– Не-а, – говорит Лис. – Она берет чипс и окунает в сальсу. – Это жутко. То есть это уже больше, чем жутко.

Я не признаюсь, но согласна. Мысль о том, что ты стоишь за моим окном ночью, не наполняет меня бабочками и радугой, как ты наверняка думаешь. Ты же не пытался скрыть, что это делаешь, – ты спел мне эту песню, гордясь гитарным соло в середине.

– Давайте поговорим о чем-то другом, – предлагаю я.

– Нет, мне кажется, мы должны разыграть это по ролям, – говорит Лис.

– Давайте не будем этого делать, а всем скажем, что сделали, – ворчу я. Лис со своим вечным психоанализом.

– Эй, через несколько лет ты будешь платить мне баксов сто пятьдесят за час, чтобы я разбиралась с твоей фигней. Наслаждайся моей бесплатной помощью, пока можешь, – говорит она.

Я представляю, как она сидит за столом в том же наряде, что и сейчас: майка, на которой написано «Я сражаю наповал», болтающиеся сережки-ананасы, джинсы неонового розового цвета с белыми звездочками.

– Я действительно не…

Но Нат перебивает меня:

– Я вообще-то думаю, что Лис права, это может действительно помочь.

Я закатываю глаза:

– Ладно.

Лис ухмыляется:

– Ладно, я буду Гэвином, очевидно же. – Она понижает голос и ссутуливается – достаточно хорошая имитация. – Привет, детка.

Натали фыркает.

– Привет… Гэвин.

– Итак… – Она показывает мне начать говорить.

– Мне, э-э-э, действительно нравится твоя песня, но… может, тебе не стоит следить за мной во сне. Вообще-то мои родители разозлятся, если узнают, что ты…

– НЕТ, – говорит Лис. – Скажи ему про свои чувства.

– Я не хочу это делать, – говорю я. Засовываю чипс в рот, потом другой.

Лис издает чересчур драматичный вздох.

– Ты безнадежна.

– Я повешу занавески.

Нат тянется через стол и хватает меня за руку:

– Мы тебя любим.
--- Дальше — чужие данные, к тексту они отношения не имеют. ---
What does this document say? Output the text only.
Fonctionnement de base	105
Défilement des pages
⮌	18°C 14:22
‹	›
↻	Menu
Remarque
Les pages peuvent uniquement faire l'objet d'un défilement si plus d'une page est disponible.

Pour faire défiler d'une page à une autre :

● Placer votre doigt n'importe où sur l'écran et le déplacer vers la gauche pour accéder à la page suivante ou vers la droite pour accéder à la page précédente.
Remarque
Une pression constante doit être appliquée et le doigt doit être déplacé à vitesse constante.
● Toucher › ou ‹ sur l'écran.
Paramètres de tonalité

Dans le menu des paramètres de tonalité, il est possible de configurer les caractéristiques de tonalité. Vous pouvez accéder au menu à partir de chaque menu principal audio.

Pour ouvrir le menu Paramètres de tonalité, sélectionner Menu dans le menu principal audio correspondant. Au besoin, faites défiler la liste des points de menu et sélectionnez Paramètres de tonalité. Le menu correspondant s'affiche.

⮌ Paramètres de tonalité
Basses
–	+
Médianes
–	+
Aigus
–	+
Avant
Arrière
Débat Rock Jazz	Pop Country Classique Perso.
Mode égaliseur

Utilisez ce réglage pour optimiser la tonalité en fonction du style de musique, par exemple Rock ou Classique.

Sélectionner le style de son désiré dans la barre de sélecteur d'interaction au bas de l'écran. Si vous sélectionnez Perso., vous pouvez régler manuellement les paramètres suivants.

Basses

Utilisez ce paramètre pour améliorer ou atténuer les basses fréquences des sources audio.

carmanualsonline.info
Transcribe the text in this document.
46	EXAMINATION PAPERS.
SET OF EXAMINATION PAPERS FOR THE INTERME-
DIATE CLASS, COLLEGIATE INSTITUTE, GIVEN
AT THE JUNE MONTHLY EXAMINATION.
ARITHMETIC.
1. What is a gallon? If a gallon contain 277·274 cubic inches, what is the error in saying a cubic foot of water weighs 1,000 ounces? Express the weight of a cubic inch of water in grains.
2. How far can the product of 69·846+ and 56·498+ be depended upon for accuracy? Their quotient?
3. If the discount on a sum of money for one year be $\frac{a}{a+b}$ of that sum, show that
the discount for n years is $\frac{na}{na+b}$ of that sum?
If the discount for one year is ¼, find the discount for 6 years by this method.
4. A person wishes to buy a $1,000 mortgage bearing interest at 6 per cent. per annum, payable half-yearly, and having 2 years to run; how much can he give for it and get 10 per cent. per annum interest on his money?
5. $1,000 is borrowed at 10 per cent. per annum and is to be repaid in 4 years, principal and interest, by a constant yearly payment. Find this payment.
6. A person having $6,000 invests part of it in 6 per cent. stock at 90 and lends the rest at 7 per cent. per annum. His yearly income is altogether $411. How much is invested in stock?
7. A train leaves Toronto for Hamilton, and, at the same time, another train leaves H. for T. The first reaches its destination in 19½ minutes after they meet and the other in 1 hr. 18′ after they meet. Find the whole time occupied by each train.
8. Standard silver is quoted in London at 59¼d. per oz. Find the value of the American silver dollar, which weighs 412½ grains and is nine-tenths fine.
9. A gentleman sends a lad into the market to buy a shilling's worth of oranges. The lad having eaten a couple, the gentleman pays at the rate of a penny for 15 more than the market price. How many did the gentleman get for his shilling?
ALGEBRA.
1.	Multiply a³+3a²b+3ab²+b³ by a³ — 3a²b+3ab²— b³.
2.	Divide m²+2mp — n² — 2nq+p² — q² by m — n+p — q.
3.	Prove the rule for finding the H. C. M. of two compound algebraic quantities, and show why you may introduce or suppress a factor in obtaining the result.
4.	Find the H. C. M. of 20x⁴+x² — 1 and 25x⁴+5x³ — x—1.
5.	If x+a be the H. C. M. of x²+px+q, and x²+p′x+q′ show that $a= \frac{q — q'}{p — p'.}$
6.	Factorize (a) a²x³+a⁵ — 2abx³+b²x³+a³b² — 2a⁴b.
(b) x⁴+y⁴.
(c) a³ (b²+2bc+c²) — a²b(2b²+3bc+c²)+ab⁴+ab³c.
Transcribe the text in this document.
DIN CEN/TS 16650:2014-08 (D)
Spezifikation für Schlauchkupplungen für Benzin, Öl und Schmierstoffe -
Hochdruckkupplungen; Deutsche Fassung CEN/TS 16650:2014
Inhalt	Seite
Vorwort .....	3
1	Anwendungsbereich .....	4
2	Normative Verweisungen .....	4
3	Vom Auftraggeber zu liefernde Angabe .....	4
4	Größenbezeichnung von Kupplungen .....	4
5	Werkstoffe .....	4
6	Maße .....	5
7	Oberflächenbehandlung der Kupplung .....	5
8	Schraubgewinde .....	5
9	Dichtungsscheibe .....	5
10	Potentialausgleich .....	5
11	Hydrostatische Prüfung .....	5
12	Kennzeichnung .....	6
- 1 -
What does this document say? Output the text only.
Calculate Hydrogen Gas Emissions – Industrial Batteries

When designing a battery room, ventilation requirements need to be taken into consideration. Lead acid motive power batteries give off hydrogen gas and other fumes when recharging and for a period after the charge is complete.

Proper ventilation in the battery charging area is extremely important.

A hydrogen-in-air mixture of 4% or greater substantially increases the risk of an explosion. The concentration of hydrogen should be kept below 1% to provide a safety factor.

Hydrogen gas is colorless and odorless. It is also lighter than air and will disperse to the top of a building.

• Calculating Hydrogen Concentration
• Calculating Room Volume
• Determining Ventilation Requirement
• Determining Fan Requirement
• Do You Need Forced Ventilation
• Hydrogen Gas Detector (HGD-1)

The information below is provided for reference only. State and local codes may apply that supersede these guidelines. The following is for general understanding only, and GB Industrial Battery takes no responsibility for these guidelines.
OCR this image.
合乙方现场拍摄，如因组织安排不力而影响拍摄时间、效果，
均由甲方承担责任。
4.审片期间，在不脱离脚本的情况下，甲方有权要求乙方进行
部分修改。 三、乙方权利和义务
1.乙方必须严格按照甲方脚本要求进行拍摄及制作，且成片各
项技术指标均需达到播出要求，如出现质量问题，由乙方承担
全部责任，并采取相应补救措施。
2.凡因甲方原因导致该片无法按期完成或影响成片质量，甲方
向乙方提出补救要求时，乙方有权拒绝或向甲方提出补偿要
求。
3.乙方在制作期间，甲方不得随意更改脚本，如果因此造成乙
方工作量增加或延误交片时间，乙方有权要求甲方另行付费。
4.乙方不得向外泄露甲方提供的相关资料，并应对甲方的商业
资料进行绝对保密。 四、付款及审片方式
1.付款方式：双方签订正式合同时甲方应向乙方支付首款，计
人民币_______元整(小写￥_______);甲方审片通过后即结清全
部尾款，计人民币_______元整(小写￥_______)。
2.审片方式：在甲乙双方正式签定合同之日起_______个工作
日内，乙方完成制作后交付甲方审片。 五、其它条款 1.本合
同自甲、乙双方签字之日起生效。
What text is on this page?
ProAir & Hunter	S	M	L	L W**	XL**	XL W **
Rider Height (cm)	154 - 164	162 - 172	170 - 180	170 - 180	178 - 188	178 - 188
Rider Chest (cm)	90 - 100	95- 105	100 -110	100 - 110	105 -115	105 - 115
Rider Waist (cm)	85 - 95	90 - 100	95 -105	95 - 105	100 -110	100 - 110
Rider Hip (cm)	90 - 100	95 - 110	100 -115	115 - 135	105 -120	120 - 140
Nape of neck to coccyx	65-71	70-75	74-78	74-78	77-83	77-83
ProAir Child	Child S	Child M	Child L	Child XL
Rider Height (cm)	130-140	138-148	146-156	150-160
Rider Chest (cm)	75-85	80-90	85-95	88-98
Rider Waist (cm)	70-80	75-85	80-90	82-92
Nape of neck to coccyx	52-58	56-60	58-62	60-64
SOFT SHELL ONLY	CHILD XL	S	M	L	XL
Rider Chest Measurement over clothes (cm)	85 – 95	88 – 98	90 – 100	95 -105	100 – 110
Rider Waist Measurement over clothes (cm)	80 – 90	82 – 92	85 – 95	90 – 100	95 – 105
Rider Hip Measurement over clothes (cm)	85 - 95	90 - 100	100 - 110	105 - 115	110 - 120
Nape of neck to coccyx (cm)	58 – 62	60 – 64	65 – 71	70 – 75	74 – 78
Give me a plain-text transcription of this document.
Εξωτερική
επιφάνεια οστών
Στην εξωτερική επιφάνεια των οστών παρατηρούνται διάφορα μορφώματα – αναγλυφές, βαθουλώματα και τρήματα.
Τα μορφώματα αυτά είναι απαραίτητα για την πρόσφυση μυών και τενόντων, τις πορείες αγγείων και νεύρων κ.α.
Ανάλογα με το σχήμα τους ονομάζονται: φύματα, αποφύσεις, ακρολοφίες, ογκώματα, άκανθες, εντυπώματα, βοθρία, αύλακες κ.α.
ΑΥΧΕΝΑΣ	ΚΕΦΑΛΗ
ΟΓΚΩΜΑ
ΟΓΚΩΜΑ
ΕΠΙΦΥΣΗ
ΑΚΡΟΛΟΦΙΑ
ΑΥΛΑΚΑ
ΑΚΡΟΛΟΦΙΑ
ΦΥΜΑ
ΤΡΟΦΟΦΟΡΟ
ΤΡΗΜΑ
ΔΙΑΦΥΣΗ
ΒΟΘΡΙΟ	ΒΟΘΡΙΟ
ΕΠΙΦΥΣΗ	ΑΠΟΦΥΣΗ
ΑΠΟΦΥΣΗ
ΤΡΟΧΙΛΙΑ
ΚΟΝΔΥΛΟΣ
Зачем ты сходишь с ума?

– Не знаю, – шепчу я.

Но я знаю. Все это – ссоры, слезы, разбитое сердце Гидеона – было бы впустую, если бы мы даже не дали шанса тому, как все сложится, когда я выпущусь. Сколько раз я представляла, что смогу ходить на все твои концерты, вечеринки, не волнуясь о родителях или комендантском часе? Сколько раз ты представлял, что будешь просыпаться рядом со мной, встречаться на обед между уроками? Ты болен и пытаешься вылечиться. Может, если найти правильные лекарства, правильного врача…

Расставаться с тобой сейчас слишком сложно. Поездка с друзьями, мероприятия выпускного года, даже план пойти одной на выпускной бал, так как у тебя концерт в это день, – это все я могу сделать.

У Калифорнийского университета Лос-Анджелеса огромный, обширный кампус в Вествуде, модной части Лос-Анджелеса. Мы находим парковку на улице, усаженной пальмами, а потом идем к квартире Бет в испанском стиле, которая находится всего в пяти минутах от кампуса.

Из квартиры на нижнем этаже орет музыка, и парень в одних только пляжных шортах выбегает на улицу и зажигает косяк прямо перед нами.

– Дамы, – говорит он, касаясь воображаемой шляпы.

Нат таращится на него в шоке, а Лис безудержно хихикает, направляясь к ступенькам.

– Никуда не могу с ними пойти, – говорю я парню со слабой улыбкой.

Он ухмыляется и протягивает сигарету и мне.

– Хочешь?

Я быстро качаю головой. Мне впервые предложили покурить. Я знаю этот запах только из-за пары вечеринок, на которых была с тобой.

– Она в старшей школе, – говорит Натали своим типичным неодобрительным тоном. Она похожа на вожатую лагеря в своих хлопковых шортах и рубашке поло.

Я пинаю ее в ногу.

Парень невозмутимо кивает:

– Отстой.

– Это точно, – говорю я.

Нат тянет меня вверх по лестнице за Лис.

– О боже, этот наркоман флиртовал с тобой, – говорит она.

– Да? – ухмыляюсь я и качаю бедрами. – Снята с продажи, но все еще неплоха.

– О брат мой.

Когда расправляешь крылья, то чувствуется покалывание в груди, потом по всему телу до самой спины. Это совсем не больно.

Бет открывает дверь после первого же стука. Мы с ней одновременно кричим и начинаем прыгать.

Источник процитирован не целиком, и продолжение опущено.